Insignifiance aux premiers abords

Autour d’une table.

Comme il en existe ailleurs. Ici à la faveur d’un mariage. Des prénoms vite annoncés, la plupart oubliée. Les silences par à coups, mon propre silence en prime. R.

Bavard. Imposant. Amusant sans cette impression de surfait de ceux qui parviennent à en imposer. M. à ses côtés. Curieux assemblage dont on a l’impression que seul l’amour fait partage. Elle aurait pu se dissimuler derrière ses excès à lui, y trouvant un commode affichage. Elle aurait pu se complaire derrière la mise en garde, la prévention de ses excès – comme on le voit souvent. Rien de tel pourtant. Elle semblait plutôt les encourager.

Un garçon au prénom oublié. Ultime spectateur, spectateur jusqu’à l’ultime. Se taisant souvent. Ne s’essayant à aucun mot d’esprit. Un sourire qui m’a rappelé L. Un regard dans le vague.

            A ses côtés, des essais. Un assujetti s’essayant aux propos. Des objets en guise de parade. Une gourmette. Une bague. Un briquet étincelant pour n’allumer aucune de ses cigarettes. Un téléphone à clapet.

            Une table plus loin, un couple en affichage. Les lunettes et les lèvres ourlées du grand loup. Le large sourire en invitation. Une fille à son bras quand il le lui tendait. Une fille qu’il semblait parfois afficher. Une rousse aux bas fumés, à la robe courte, aux jambes déliées. Elle semblait annoncer son départ. Il semblait se passionner à discuter avec quelques hommes. Alors elle s’éteignait. Ne dissimulant rien de son ennui. Un homme venait alors l’inviter à danser. Elle rayonnait. Jusqu’à donner l’impression d’un adultère annoncé, d’autant plus piquant que l’abusé donnait à tous le spectacle de son apparent aveuglement. Maintes fois la scène s’est reproduite. Les hommes se succédaient. Il leur suffisait de lui parler. Son homme même y parvenait. Elle ne lui montrait pas ombrage. Elle avait juste besoin d’un regard pour s’illuminer.

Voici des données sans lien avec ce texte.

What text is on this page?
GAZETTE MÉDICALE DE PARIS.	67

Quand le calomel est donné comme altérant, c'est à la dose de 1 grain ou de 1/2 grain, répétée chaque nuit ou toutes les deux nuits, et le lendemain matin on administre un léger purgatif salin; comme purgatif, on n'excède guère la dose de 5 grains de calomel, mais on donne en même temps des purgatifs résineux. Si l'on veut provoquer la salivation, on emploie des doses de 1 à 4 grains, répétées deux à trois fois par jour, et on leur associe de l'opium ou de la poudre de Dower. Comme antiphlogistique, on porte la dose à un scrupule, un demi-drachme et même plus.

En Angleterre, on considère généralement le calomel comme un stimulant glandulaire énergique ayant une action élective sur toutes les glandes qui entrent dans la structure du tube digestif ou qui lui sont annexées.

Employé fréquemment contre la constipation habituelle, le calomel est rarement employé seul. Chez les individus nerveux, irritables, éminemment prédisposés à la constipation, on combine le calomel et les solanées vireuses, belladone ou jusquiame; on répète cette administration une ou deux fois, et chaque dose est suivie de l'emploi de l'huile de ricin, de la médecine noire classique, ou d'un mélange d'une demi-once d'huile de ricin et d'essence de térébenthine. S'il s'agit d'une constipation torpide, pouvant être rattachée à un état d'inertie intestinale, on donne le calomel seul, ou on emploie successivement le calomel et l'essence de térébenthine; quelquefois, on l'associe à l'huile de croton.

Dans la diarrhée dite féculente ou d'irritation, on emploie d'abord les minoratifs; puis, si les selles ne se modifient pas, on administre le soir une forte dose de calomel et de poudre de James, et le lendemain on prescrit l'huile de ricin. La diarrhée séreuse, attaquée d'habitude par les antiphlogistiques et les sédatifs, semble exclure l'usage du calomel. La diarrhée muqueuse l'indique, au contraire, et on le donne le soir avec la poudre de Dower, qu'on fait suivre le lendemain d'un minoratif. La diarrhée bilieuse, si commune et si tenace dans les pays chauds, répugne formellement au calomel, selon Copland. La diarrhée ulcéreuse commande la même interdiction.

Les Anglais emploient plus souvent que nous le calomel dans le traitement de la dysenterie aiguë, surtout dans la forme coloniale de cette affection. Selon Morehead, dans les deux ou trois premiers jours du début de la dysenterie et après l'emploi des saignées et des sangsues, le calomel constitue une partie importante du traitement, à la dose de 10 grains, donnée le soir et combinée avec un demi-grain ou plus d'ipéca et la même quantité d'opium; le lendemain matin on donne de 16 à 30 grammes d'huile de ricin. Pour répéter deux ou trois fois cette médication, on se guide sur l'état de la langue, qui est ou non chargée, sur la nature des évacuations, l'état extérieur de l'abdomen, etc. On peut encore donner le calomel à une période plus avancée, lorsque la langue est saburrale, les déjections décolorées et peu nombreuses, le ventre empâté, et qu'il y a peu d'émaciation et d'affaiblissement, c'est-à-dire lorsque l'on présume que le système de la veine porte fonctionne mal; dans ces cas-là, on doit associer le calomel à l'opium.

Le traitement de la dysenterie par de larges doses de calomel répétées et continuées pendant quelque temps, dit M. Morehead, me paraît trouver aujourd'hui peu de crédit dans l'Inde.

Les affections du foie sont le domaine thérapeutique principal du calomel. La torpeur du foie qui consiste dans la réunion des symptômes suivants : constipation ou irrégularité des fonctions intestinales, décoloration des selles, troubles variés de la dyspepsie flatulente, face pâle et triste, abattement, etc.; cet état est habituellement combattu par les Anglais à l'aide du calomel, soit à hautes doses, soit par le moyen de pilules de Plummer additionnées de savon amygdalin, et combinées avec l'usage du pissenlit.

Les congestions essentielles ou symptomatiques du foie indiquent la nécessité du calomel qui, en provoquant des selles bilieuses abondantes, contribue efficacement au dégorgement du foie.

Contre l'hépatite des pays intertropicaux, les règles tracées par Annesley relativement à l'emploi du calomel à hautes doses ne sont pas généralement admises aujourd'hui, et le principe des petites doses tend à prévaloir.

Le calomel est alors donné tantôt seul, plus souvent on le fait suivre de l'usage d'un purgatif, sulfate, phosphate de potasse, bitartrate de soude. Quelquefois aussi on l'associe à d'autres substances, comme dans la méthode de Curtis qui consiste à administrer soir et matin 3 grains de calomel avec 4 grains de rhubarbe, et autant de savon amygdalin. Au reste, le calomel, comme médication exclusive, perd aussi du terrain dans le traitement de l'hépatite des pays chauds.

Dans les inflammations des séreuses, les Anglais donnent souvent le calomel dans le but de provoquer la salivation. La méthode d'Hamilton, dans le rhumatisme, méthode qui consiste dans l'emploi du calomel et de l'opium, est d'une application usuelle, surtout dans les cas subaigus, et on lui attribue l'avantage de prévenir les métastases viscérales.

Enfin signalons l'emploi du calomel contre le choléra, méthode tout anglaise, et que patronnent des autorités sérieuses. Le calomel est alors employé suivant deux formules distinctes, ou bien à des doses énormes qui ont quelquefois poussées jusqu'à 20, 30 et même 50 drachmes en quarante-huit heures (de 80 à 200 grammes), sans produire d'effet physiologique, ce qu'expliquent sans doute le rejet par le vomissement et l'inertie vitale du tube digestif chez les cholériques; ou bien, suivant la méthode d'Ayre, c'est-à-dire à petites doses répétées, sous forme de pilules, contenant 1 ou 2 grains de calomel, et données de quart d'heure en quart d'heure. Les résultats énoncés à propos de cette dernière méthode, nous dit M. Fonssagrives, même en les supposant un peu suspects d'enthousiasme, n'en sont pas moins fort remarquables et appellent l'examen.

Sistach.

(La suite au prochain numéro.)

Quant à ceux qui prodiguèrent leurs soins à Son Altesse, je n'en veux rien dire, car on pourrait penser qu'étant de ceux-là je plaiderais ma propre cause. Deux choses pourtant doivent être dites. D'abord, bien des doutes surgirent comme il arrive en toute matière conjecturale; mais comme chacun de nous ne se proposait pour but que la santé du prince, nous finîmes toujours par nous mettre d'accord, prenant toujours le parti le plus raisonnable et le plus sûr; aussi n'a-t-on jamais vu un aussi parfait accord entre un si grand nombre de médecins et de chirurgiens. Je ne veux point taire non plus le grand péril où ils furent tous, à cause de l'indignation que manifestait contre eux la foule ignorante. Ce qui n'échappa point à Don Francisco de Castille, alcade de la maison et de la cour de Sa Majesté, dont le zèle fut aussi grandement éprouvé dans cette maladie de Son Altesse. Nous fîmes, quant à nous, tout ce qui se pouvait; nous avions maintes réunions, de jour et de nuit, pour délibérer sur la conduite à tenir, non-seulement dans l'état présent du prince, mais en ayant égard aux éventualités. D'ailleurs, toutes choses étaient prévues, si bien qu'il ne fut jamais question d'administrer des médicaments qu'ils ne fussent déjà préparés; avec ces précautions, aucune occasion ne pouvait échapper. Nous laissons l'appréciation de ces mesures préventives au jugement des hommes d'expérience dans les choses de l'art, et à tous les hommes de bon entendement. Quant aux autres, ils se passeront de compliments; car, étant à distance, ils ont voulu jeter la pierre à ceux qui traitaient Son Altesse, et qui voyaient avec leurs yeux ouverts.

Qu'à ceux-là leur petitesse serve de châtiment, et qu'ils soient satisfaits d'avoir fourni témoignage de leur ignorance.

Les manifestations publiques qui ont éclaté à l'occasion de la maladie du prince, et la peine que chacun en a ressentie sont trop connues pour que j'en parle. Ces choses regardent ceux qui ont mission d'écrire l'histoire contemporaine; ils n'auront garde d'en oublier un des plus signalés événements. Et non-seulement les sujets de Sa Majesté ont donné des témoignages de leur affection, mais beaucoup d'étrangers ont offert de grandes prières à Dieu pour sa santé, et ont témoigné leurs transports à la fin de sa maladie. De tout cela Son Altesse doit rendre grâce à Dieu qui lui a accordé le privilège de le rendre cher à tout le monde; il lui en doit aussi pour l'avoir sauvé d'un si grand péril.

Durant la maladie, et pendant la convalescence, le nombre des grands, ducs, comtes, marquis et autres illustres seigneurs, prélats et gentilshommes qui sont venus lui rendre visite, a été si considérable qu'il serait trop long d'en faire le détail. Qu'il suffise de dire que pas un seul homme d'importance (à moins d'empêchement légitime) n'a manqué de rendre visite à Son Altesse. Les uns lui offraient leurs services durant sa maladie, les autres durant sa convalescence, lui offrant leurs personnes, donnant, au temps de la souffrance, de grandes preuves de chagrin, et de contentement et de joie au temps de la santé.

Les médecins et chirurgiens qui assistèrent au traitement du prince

            Moi silencieux, m’est venue à l’esprit cette sentence idiote : « J’aime les gens ». Les êtres en quelques traits, de ce qu’ils peuvent laisser deviner. Autant Romain que son spectateur au sourire silencieux. Pas tant l’esbroufe que le trait.

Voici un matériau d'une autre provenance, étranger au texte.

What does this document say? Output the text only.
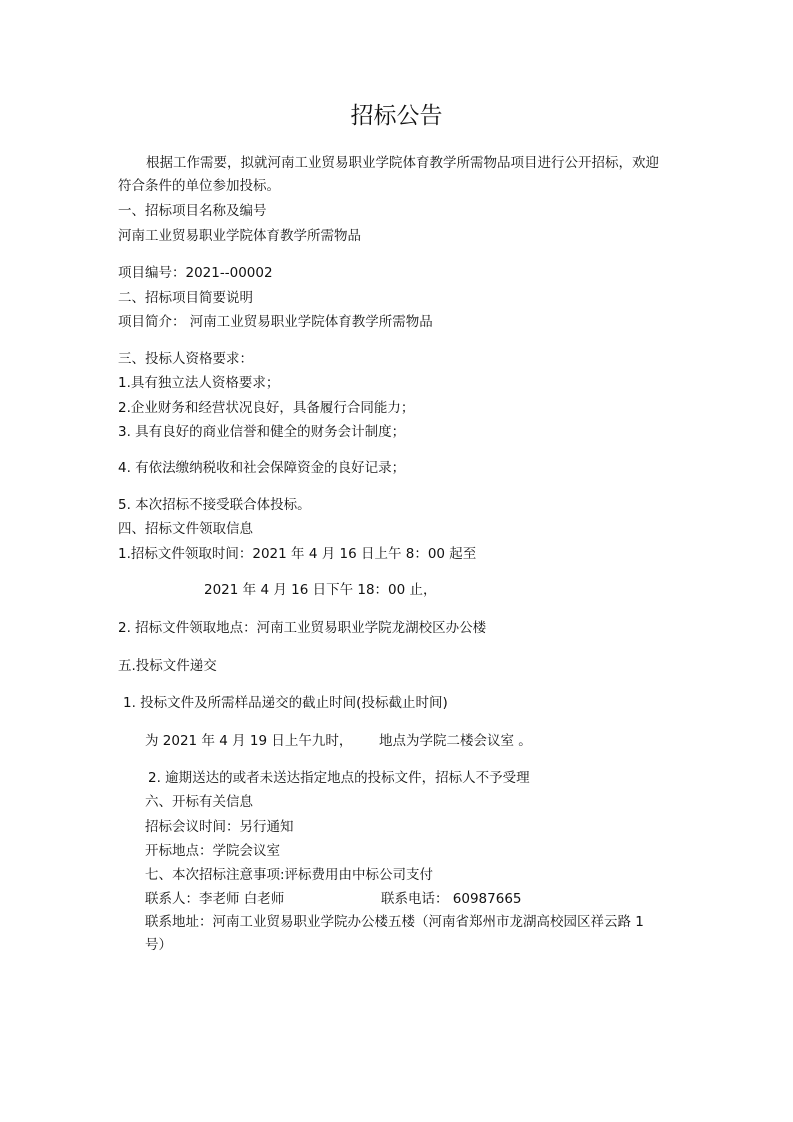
招标公告
根据工作需要，拟就河南工业贸易职业学院体育教学所需物品项目进行公开招标，欢迎符合条件的单位参加投标。
一、招标项目名称及编号
河南工业贸易职业学院体育教学所需物品
项目编号：2021--00002
二、招标项目简要说明
项目简介： 河南工业贸易职业学院体育教学所需物品
三、投标人资格要求：
1.具有独立法人资格要求；
2.企业财务和经营状况良好，具备履行合同能力；
3. 具有良好的商业信誉和健全的财务会计制度；
4. 有依法缴纳税收和社会保障资金的良好记录；
5. 本次招标不接受联合体投标。
四、招标文件领取信息
1.招标文件领取时间：2021 年 4 月 16 日上午 8：00 起至
2021 年 4 月 16 日下午 18：00 止，
2. 招标文件领取地点：河南工业贸易职业学院龙湖校区办公楼
五.投标文件递交
1. 投标文件及所需样品递交的截止时间(投标截止时间)
为 2021 年 4 月 19 日上午九时， 地点为学院二楼会议室 。
2. 逾期送达的或者未送达指定地点的投标文件，招标人不予受理
六、开标有关信息
招标会议时间：另行通知
开标地点：学院会议室
七、本次招标注意事项:评标费用由中标公司支付
联系人：李老师 白老师	联系电话： 60987665
联系地址：河南工业贸易职业学院办公楼五楼（河南省郑州市龙湖高校园区祥云路 1 号）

            Et ceux que je n’aime pas ? Ceux qui me laissent indifférents….Le statut de leur insignifiance. Leur présence n’est pas en cause – leur capacité à se signaler. Ce qu’ils auraient à dire pas davantage. Il en va parfois d’un simple mouvement du corps.

            Les êtres insignifiants. Le marié de ce soir là. Une gentillesse vide jusqu’ au sirupeux. Le paradeur en ses objets.

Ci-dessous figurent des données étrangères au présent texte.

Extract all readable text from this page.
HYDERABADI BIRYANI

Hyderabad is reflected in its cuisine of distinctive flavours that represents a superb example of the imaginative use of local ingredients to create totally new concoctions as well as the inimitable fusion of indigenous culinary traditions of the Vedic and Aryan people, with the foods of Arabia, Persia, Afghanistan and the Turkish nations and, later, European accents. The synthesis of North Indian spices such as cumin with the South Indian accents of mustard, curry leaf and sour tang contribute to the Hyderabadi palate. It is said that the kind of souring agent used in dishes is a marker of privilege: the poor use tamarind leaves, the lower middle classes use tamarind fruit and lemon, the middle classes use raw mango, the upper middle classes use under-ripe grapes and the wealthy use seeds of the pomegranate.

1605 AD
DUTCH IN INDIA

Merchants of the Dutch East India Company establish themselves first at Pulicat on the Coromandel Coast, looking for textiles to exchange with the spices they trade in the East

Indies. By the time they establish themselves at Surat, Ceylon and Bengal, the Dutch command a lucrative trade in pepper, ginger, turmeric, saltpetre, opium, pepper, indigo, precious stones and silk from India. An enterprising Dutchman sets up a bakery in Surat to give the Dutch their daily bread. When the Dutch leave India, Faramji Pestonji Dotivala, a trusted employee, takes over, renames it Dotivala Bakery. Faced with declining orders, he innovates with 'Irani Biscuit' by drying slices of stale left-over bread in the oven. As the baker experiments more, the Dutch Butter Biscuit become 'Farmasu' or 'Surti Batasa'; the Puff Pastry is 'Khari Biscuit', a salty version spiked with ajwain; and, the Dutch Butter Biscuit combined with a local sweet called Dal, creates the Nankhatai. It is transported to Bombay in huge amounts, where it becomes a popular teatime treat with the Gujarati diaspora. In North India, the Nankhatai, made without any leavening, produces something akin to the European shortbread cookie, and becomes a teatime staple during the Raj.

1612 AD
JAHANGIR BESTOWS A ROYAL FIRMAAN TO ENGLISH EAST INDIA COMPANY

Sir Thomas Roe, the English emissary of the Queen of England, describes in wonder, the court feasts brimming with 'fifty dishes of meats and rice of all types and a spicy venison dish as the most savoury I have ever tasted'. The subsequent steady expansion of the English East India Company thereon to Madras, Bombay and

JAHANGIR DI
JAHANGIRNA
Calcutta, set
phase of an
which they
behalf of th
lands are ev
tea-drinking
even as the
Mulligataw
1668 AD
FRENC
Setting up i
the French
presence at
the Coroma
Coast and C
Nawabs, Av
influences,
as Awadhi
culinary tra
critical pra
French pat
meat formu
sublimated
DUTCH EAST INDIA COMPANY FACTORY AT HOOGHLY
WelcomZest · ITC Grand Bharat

            Un ensemble de gestes peuvent suffire. L’insignifiance des propos de N. Ce recul et se sourire qui accompagnent un retrait violent du buste qui suffit pourtant. Qui suffit à l’arracher à l’insignifiance de nombre de grands bavards.

            

            Les gens tels qu’ils peuvent se donner en répertoires.

            

Sur le rebord d’un lit.

            Et de me rappeler le malentendu du désir. N. et S. sur le rebord d’un lit. Ma fascination pour S. Des reculs brusques, des accès de rire, du lumineux souvent. N. en retrait feint. Tout en maîtrise sur une arrière scène frauduleuse. Et mon désir qui a fini par se leurrer au spectacle de l’insignifiance.

Dans un lit.

           A. me parlait de L. B. Je lui tenais la main. En quelques mots elle évoquait un homme que j’aimai brusquement par cette entremise. Souvent j’ai pensé que notre histoire ne valait que pour motif littéraire – mettre des mots sur cette scène là.

Hors du lit.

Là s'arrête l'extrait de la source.